La conduite même et la direction des travaux;

La police des ateliers, ainsi que les règles à suivre pour choisir ceux qui doivent être admis, et pour éviter l'engorgement des hommes;

La distribution des tâches;

La manière de payer les ouvriers;

L'ordre de la comptabilité.

On vá parcourir successivement chacun de ces articles.
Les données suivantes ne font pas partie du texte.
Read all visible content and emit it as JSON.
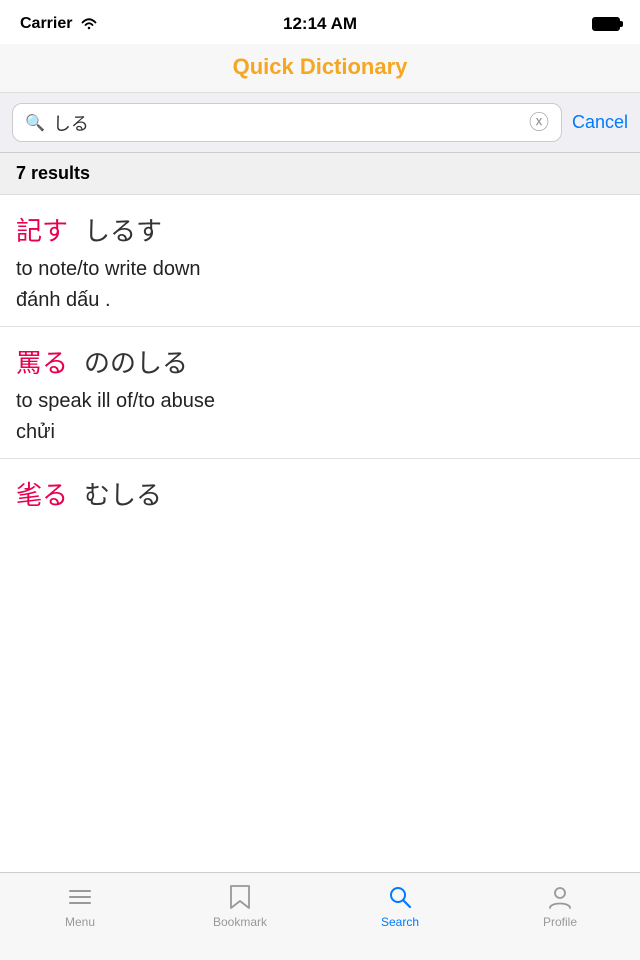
{
  "statusBar": {
    "carrier": "Carrier",
    "time": "12:14 AM"
  },
  "header": {
    "title": "Quick Dictionary"
  },
  "searchBar": {
    "value": "しる",
    "cancelLabel": "Cancel"
  },
  "results": {
    "count": "7 results",
    "entries": [
      {
        "kanji": "記す",
        "reading": "しるす",
        "def_en": "to note/to write down",
        "def_vi": "đánh dấu ."
      },
      {
        "kanji": "罵る",
        "reading": "ののしる",
        "def_en": "to speak ill of/to abuse",
        "def_vi": "chửi"
      },
      {
        "kanji": "毟る",
        "reading": "むしる",
        "def_en": "",
        "def_vi": ""
      }
    ]
  },
  "tabBar": {
    "items": [
      {
        "id": "menu",
        "label": "Menu",
        "active": false
      },
      {
        "id": "bookmark",
        "label": "Bookmark",
        "active": false
      },
      {
        "id": "search",
        "label": "Search",
        "active": true
      },
      {
        "id": "profile",
        "label": "Profile",
        "active": false
      }
    ]
  }
}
Art. Ier. La conduite et la direction des travaux. (4) Si les travaux que l'on ouvrira ont pour objet la construction de quelque route, il sera à propos de confier la conduite des ouvrages aux ingénieurs des ponts et chaussées, et de les faire exécuter sur les plans et d'après les directions tracées par l'ingénieur en chef de la province, ou par les sous-ingénieurs du département. Lorsque ces opérations préparatoires seront achevées et que les travaux seront ouverts, il sera établi des conducteurs ou piqueurs sur chaque atelier, pour conduire immédiatement les travaux d'après les instructions du sousingénieur, distribuer et recevoir les tâches, surveiller les ouvriers, les instruire et les diriger dans leur travail. Il sera en outre établi des conducteurs généraux, chargés de veiller sur plusieurs ateliers, de les visiter continuellement, à l'effet de vérifier si les conducteurs particuliers se conforment exactement aux instructions qu'ils ont reçues, soit pour la distribution des tâches, soit pour le tracé et la façon des ouvrages. Ils seront aussi chargés d'examiner si l'on porte contre eux des plaintes fondées, et d'en rendre compte au sous-ingénieur et au subdélégué, afin que ceux-ci puissent faire les recherches nécessaires pour vérifier les accusations et y porter remède.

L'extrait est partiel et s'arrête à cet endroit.